How to have a variable number of hidden layers in Tensorflow?

Suppose that we want to try sort of hidden layer numbers and their size. How can we do in Tensorflow?

Consider following example to make it clear:

# Create a  Neural Network Layer

def fc_layer(input, size_in, size_out):
        w = tf.Variable(tf.truncated_normal([None, size_in, size_out]), name="W")
        b = tf.Variable(tf.constant(0.1, shape=[size_out]))
        act = tf.matmul(input, w) + b
        return act
n_hiddenlayers=3 #number of hidden layers
hidden_layer=tf.placeholder(tf.float32,[n_hiddenlayers, None, None])
#considering 4 as size of inputs and outputs of all layers
sizeInpOut=4
for i in range(n_hiddenlayers):
    hidden_layer(i,:,:)= tf.nn.sigmoid(fc_layer(X, sizeInpOut, sizeInpOut))

It results in an error about hidden_layer(i,:,:)= ... In the other word, I need tensor of tensors.

Upvotes: 3

Views: 4812

Answers (2)

tea_pea
tea_pea

Reputation: 1542

I did this just using a list to hold the different layers as follows, seemed to work fine.

    # inputs
    x_size=2 # first layer nodes
    y_size=1 # final layer nodes
    h_size=[3,4,3] # variable length list of hidden layer nodes

    # set up input and output
    X = tf.placeholder(tf.float32, [None,x_size])
    y_true = tf.placeholder(tf.float32, [None,y_size])

    # set up parameters
    W = []
    b = []
    layer = []

    # first layer
    W.append(tf.Variable(tf.random_normal([x_size, h_size[0]], stddev=0.1)))
    b.append(tf.Variable(tf.zeros([h_size[0]])))

    # add hidden layers (variable number)
    for i in range(1,len(h_size)):
        W.append(tf.Variable(tf.random_normal([h_size[i-1], h_size[i]], stddev=0.1)))
        b.append(tf.Variable(tf.zeros([h_size[i]])))

    # add final layer
    W.append(tf.Variable(tf.random_normal([h_size[-1], y_size], stddev=0.1)))
    b.append(tf.Variable(tf.zeros([y_size])))

    # define model
    layer.append(tf.nn.relu(tf.matmul(X, W[0]) + b[0]))

    for i in range(1,len(h_size)):
        layer.append(tf.nn.relu(tf.matmul(layer[i-1], W[i]) + b[i]))

    if self.type_in == "classification":
        y_pred = tf.nn.sigmoid(tf.matmul(layer[-1], W[-1]) + b[-1])
        loss = tf.reduce_mean(-1. * ((y_true * tf.log(y_pred)) + ((1.-y_true) * tf.log(1.-y_pred))))
        correct_prediction = tf.equal(tf.round(y_pred), tf.round(y_true))
        metric = tf.reduce_mean(tf.cast(correct_prediction, tf.float32))
        metric_name = "accuracy"

Upvotes: 1

toto2
toto2

Reputation: 5326

Not a direct answer, but you could consider using tensorflow-slim.
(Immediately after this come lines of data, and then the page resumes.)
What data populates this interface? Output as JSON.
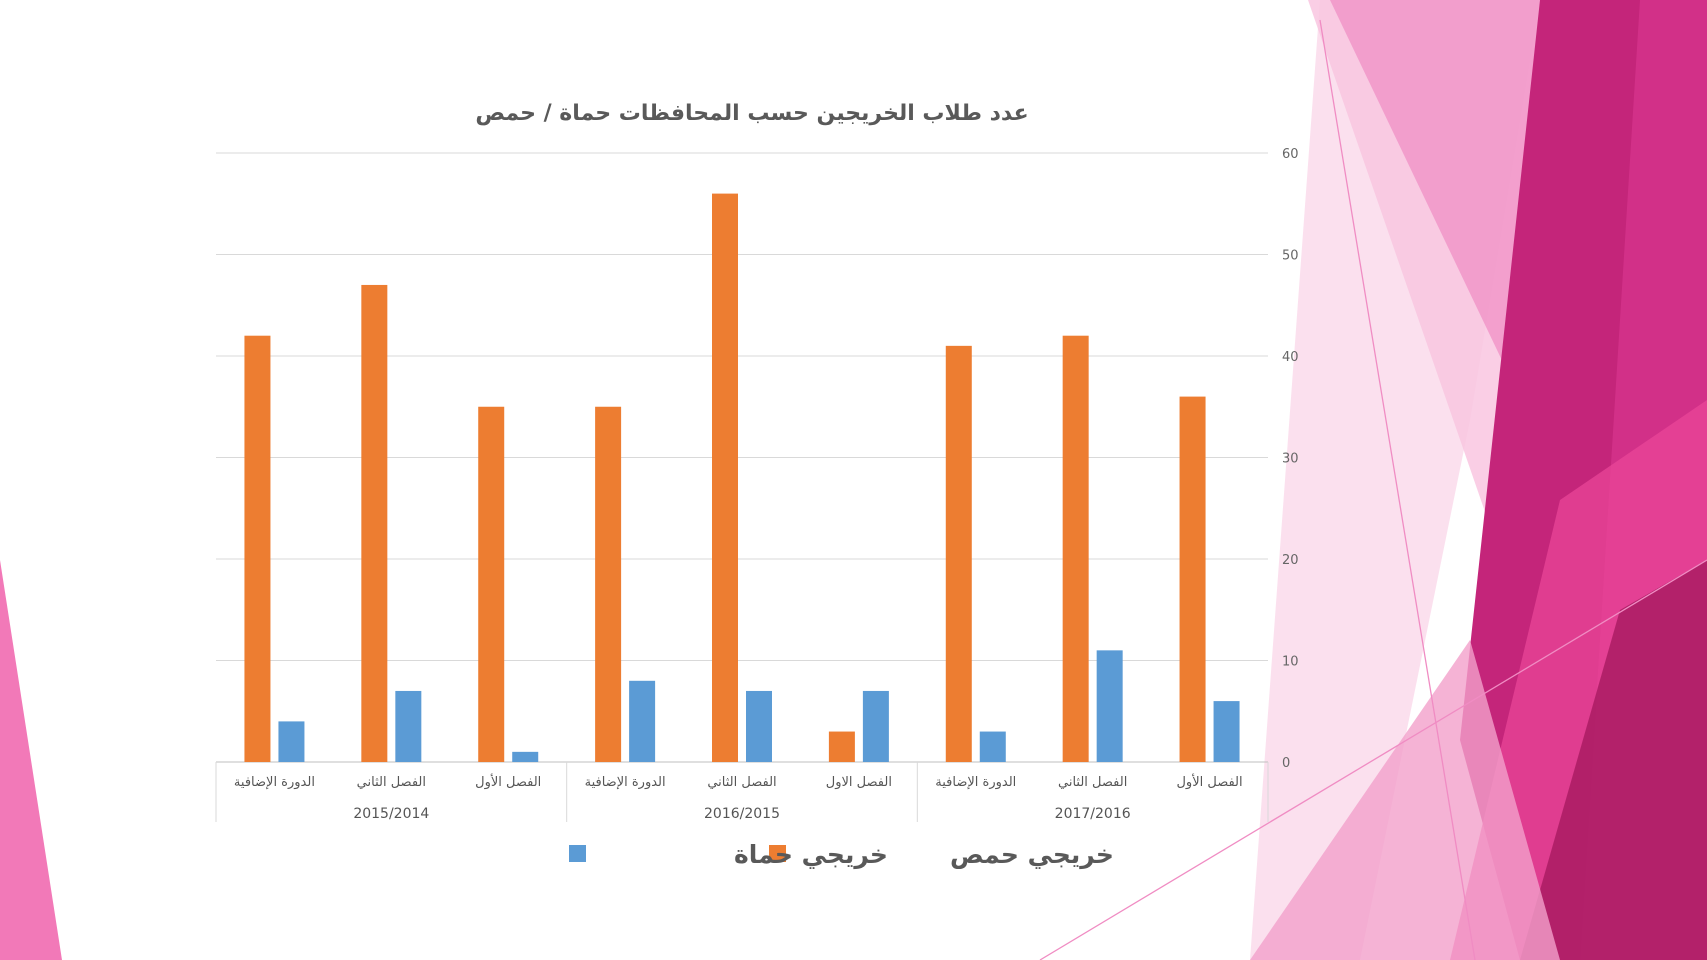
{
  "colors": {
    "homs": "#ED7D31",
    "hama": "#5B9BD5",
    "grid": "#D9D9D9",
    "text": "#595959"
  },
  "chart_data": {
    "type": "bar",
    "title": "عدد طلاب الخريجين حسب المحافظات حماة / حمص",
    "x_direction": "right-to-left",
    "groups": [
      {
        "label": "2017/2016",
        "categories": [
          "الفصل الأول",
          "الفصل الثاني",
          "الدورة الإضافية"
        ]
      },
      {
        "label": "2016/2015",
        "categories": [
          "الفصل الاول",
          "الفصل الثاني",
          "الدورة الإضافية"
        ]
      },
      {
        "label": "2015/2014",
        "categories": [
          "الفصل الأول",
          "الفصل الثاني",
          "الدورة الإضافية"
        ]
      }
    ],
    "series": [
      {
        "name": "خريجي حمص",
        "color": "#ED7D31",
        "values": [
          36,
          42,
          41,
          3,
          56,
          35,
          35,
          47,
          42
        ]
      },
      {
        "name": "خريجي حماة",
        "color": "#5B9BD5",
        "values": [
          6,
          11,
          3,
          7,
          7,
          8,
          1,
          7,
          4
        ]
      }
    ],
    "ylim": [
      0,
      60
    ],
    "yticks": [
      0,
      10,
      20,
      30,
      40,
      50,
      60
    ],
    "y_axis_position": "right",
    "grid": true,
    "legend_position": "bottom"
  }
}
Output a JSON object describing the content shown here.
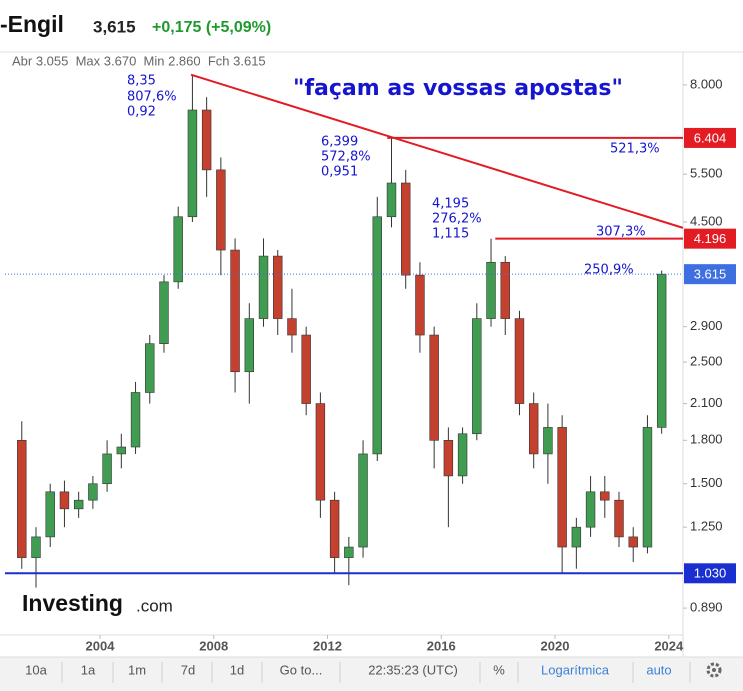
{
  "header": {
    "name": "-Engil",
    "price": "3,615",
    "change": "+0,175 (+5,09%)",
    "ohlc": "Abr 3.055  Max 3.670  Min 2.860  Fch 3.615"
  },
  "chart_data": {
    "type": "candlestick",
    "log_scale": true,
    "title": "\"façam as vossas apostas\"",
    "up_color": "#3f9c50",
    "down_color": "#c4402f",
    "x": [
      2001.25,
      2001.75,
      2002.25,
      2002.75,
      2003.25,
      2003.75,
      2004.25,
      2004.75,
      2005.25,
      2005.75,
      2006.25,
      2006.75,
      2007.25,
      2007.75,
      2008.25,
      2008.75,
      2009.25,
      2009.75,
      2010.25,
      2010.75,
      2011.25,
      2011.75,
      2012.25,
      2012.75,
      2013.25,
      2013.75,
      2014.25,
      2014.75,
      2015.25,
      2015.75,
      2016.25,
      2016.75,
      2017.25,
      2017.75,
      2018.25,
      2018.75,
      2019.25,
      2019.75,
      2020.25,
      2020.75,
      2021.25,
      2021.75,
      2022.25,
      2022.75,
      2023.25,
      2023.75
    ],
    "open": [
      1.8,
      1.1,
      1.2,
      1.45,
      1.35,
      1.4,
      1.5,
      1.7,
      1.75,
      2.2,
      2.7,
      3.5,
      4.6,
      7.2,
      5.6,
      4.0,
      2.4,
      3.0,
      3.9,
      3.0,
      2.8,
      2.1,
      1.4,
      1.1,
      1.15,
      1.7,
      4.6,
      5.3,
      3.6,
      2.8,
      1.8,
      1.55,
      1.85,
      3.0,
      3.8,
      3.0,
      2.1,
      1.7,
      1.9,
      1.15,
      1.25,
      1.45,
      1.4,
      1.2,
      1.15,
      1.9
    ],
    "high": [
      1.95,
      1.25,
      1.5,
      1.52,
      1.45,
      1.55,
      1.8,
      1.85,
      2.3,
      2.8,
      3.6,
      4.8,
      8.35,
      7.6,
      5.9,
      4.2,
      3.2,
      4.2,
      4.0,
      3.4,
      2.9,
      2.2,
      1.45,
      1.2,
      1.8,
      5.0,
      6.399,
      5.6,
      3.8,
      2.9,
      1.9,
      1.9,
      3.2,
      4.195,
      3.9,
      3.1,
      2.2,
      2.1,
      2.0,
      1.3,
      1.55,
      1.55,
      1.45,
      1.25,
      2.0,
      3.67
    ],
    "low": [
      1.05,
      0.97,
      1.15,
      1.25,
      1.3,
      1.35,
      1.45,
      1.6,
      1.7,
      2.1,
      2.6,
      3.4,
      4.5,
      5.0,
      3.6,
      2.2,
      2.1,
      2.9,
      2.8,
      2.6,
      2.0,
      1.3,
      1.03,
      0.98,
      1.1,
      1.65,
      4.4,
      3.4,
      2.6,
      1.6,
      1.25,
      1.5,
      1.8,
      2.9,
      2.8,
      2.0,
      1.6,
      1.5,
      1.03,
      1.05,
      1.2,
      1.3,
      1.15,
      1.08,
      1.12,
      1.85
    ],
    "close": [
      1.1,
      1.2,
      1.45,
      1.35,
      1.4,
      1.5,
      1.7,
      1.75,
      2.2,
      2.7,
      3.5,
      4.6,
      7.2,
      5.6,
      4.0,
      2.4,
      3.0,
      3.9,
      3.0,
      2.8,
      2.1,
      1.4,
      1.1,
      1.15,
      1.7,
      4.6,
      5.3,
      3.6,
      2.8,
      1.8,
      1.55,
      1.85,
      3.0,
      3.8,
      3.0,
      2.1,
      1.7,
      1.9,
      1.15,
      1.25,
      1.45,
      1.4,
      1.2,
      1.15,
      1.9,
      3.615
    ],
    "xlim": [
      2000.66,
      2024.5
    ],
    "xticks": [
      2004,
      2008,
      2012,
      2016,
      2020,
      2024
    ],
    "ylim": [
      0.795,
      9.07
    ],
    "yticks": [
      {
        "value": 0.89,
        "label": "0.890"
      },
      {
        "value": 1.25,
        "label": "1.250"
      },
      {
        "value": 1.5,
        "label": "1.500"
      },
      {
        "value": 1.8,
        "label": "1.800"
      },
      {
        "value": 2.1,
        "label": "2.100"
      },
      {
        "value": 2.5,
        "label": "2.500"
      },
      {
        "value": 2.9,
        "label": "2.900"
      },
      {
        "value": 4.5,
        "label": "4.500"
      },
      {
        "value": 5.5,
        "label": "5.500"
      },
      {
        "value": 8,
        "label": "8.000"
      }
    ],
    "levels": [
      {
        "value": 6.404,
        "label": "6.404",
        "color": "#e31b23",
        "from": 2014.1,
        "style": "solid"
      },
      {
        "value": 4.196,
        "label": "4.196",
        "color": "#e31b23",
        "from": 2017.9,
        "style": "solid"
      },
      {
        "value": 3.615,
        "label": "3.615",
        "color": "#3d6fe0",
        "from": 2000.66,
        "style": "dotted"
      },
      {
        "value": 1.03,
        "label": "1.030",
        "color": "#1a2fd0",
        "from": 2000.66,
        "style": "solid"
      }
    ],
    "trendline": {
      "color": "#e31b23",
      "x": [
        2007.2,
        2024.5
      ],
      "y": [
        8.35,
        4.39
      ]
    },
    "annotations": {
      "peak1": [
        "8,35",
        "807,6%",
        "0,92"
      ],
      "peak2": [
        "6,399",
        "572,8%",
        "0,951"
      ],
      "peak3": [
        "4,195",
        "276,2%",
        "1,115"
      ],
      "gain1": "521,3%",
      "gain2": "307,3%",
      "gain3": "250,9%"
    }
  },
  "logo": {
    "name": "Investing",
    "suffix": ".com"
  },
  "toolbar": [
    "10a",
    "1a",
    "1m",
    "7d",
    "1d",
    "Go to...",
    "22:35:23 (UTC)",
    "%",
    "Logarítmica",
    "auto"
  ]
}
It's one of the many APIs distributed as part of tensorflow. It is lightweight and compatible with defining all the variables by hand as you are doing. If you look at the webpage I linked, slim.repeat and slim.stack allow you to create multiple layers of different widths in one line. To make things more complicated: I think part of slim is now the module called layers in tensorflow.

But maybe you just want to play directly with tf variables to understand how it works and not use a higher level API until later.

In the code you posted, since you want to create three layers, you should call fc_layer three times, but you only call it once. By the way this implies that w and b will be created three different times, as different variables with different internal tf names. And it is what you want.

You should have some for-loop or while-loop which iterates three times. Note that the output tensor at the end of the loop will become the input tensor in the next iteration. The initial input is the true input and the very last output is the true output.

Another issue with your code is that the non-linearity (the sigmoid) should be at the end of fc_layer. You want a non-linear operation between all layers.


EDIT: some code of what would usually be done:

import tensorflow as tf

input_size = 10
output_size = 4
layer_sizes  = [7, 6, 5]

def fc_layer(input, size, layer_name):
    in_size = input.shape.as_list()[1]
    w = tf.Variable(tf.truncated_normal([in_size, size]),
                    name="W" + layer_name)
    b = tf.Variable(tf.constant(0.1, shape=[size]),
                    name="b" + layer_name)
    act = tf.nn.sigmoid(tf.matmul(input, w) + b)
    return act

input = tf.placeholder(tf.float32, [None, input_size])
# output will be the intermediate activations successively and in the end the
# final activations (output).
output = input
for i, size in enumerate(layer_sizes + [output_size]):
    output = fc_layer(output , size, layer_name=str(i + 1))

print("final output var: " + str(output))
print("All vars in the tensorflow graph:")
for var in tf.global_variables():
    print(var)

With output:

final output: Tensor("Sigmoid_3:0", shape=(?, 4), dtype=float32)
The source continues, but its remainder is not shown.